Convicted domestic abusers could be forced to take lie detector tests to try to stop them reoffending under new government plans.
Plans to introduce the legislation were shelved last year when parliament was prorogued and the general election called.
In the latest version of the Domestic Abuse Bill, due to have its first reading in the Commons today, proposals include banning perpetrators from cross-examining their victims during family court proceedings and requiring councils to find safe accommodation for victims and their children.
Court protection orders which prohibit perpetrators from contacting a victim or forcing them to take part in alcohol or drug treatment programmes may also be introduced.
Economic abuse, when a perpetrator controls a victim’s finances, will also be defined in the bill as a specific offence.
But perhaps most controversially, the bill would require convicted abusers to take polygraph tests to monitor their behaviour.

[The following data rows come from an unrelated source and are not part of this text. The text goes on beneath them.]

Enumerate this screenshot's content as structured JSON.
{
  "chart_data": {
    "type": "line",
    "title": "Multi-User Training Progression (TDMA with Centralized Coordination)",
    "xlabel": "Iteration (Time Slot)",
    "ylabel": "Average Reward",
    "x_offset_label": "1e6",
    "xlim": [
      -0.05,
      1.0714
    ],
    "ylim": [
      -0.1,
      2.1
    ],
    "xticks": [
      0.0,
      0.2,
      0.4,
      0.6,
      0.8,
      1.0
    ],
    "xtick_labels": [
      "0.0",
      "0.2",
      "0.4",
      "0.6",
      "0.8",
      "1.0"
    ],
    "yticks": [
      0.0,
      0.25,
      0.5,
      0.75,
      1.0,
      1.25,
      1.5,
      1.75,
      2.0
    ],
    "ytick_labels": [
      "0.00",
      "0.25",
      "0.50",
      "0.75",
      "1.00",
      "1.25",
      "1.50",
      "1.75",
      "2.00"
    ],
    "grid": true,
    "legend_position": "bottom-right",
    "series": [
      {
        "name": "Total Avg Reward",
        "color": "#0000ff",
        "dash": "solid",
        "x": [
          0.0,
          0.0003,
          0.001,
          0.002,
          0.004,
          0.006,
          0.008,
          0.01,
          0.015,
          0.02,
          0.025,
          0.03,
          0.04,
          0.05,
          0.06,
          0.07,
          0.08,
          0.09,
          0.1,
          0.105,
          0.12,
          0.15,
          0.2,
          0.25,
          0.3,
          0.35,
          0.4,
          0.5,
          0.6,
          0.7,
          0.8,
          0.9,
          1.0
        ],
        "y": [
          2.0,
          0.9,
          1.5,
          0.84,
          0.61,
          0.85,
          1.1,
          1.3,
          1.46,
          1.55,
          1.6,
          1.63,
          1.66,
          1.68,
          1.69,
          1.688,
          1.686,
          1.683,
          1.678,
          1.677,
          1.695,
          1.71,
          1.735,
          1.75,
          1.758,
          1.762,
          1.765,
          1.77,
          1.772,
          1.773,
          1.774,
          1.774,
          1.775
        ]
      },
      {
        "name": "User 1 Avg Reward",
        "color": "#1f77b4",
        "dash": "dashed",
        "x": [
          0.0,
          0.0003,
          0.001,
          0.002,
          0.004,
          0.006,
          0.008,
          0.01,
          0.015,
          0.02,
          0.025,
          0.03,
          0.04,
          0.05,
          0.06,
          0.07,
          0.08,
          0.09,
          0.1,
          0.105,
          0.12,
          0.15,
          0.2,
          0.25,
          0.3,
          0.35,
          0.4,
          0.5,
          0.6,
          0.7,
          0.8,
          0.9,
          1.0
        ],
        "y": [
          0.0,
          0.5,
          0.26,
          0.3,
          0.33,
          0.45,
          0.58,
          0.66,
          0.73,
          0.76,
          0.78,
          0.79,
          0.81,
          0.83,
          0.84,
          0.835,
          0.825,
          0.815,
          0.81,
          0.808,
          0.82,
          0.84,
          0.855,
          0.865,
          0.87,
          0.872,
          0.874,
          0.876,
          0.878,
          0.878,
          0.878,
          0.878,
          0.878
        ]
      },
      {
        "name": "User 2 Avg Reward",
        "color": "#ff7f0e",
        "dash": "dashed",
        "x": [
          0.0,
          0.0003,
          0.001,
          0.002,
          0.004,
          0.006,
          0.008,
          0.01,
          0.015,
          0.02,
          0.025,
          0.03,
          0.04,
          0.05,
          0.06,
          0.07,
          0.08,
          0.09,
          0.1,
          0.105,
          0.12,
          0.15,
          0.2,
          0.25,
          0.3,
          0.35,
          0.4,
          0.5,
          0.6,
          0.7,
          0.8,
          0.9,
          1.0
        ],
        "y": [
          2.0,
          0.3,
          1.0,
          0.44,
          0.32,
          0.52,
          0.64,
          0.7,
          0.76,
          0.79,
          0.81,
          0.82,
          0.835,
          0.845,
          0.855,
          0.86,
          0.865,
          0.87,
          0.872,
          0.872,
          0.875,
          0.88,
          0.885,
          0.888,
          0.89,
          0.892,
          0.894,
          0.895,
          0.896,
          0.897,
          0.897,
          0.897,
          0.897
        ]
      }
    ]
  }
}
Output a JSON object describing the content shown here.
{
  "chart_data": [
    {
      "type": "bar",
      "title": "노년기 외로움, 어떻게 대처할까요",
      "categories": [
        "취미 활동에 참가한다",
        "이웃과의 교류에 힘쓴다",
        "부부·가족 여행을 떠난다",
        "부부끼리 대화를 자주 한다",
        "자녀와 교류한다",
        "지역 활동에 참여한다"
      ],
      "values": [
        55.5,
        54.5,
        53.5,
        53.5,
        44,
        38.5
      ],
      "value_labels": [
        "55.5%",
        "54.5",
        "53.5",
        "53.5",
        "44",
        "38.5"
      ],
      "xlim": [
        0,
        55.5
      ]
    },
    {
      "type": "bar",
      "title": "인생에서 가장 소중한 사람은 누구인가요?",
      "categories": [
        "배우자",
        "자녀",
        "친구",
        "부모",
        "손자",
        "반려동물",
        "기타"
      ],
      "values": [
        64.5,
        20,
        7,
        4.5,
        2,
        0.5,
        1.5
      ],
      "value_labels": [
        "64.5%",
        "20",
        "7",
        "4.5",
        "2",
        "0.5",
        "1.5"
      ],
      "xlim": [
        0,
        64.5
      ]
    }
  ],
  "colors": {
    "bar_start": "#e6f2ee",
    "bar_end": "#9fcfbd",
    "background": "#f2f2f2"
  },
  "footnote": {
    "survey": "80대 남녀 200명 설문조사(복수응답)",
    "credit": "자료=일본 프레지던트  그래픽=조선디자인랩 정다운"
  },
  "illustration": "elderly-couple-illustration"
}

If the legislation passes, a three-year trial involving 300 abusers deemed at high-risk of causing serious harm will be carried out. They will have to take a lie detector test three months after release from prison and then every subsequent six months.
However, anyone failing the test will not be recalled to prison unless it reveals they have breached their specific licence conditions.
If the pilot is successful it could be rolled out nationally.
Polygraph tests do not measure lying directly, but rather physical responses such as a change in blood pressure or breathing rate, or an increase in perspiration – signs that the subject might be trying to deceive the interviewer.
Over the years there have been questions about their accuracy, although the government insists they have been “successfully used” with sex offenders since 2013.
Ministers have described the new Domestic Abuse Bill as the “most comprehensive package ever to tackle this horrendous crime”, saying the “enhanced” proposals will “go even further to support and protect victims and punish perpetrators” and had been “widely supported by charities, MPs and law enforcement”.
However, some have said the proposals do not go far enough, particularly when it comes to protecting children.
Emily Hilton, senior policy officer at the NSPCC, said the government was missing a “landmark opportunity” to make a difference.
She added: “It is extremely disappointing that the Bill in its current form fails to protect children from the devastating impact of living with domestic abuse, leaving thousands at continued risk because the help they deserve is not in place.”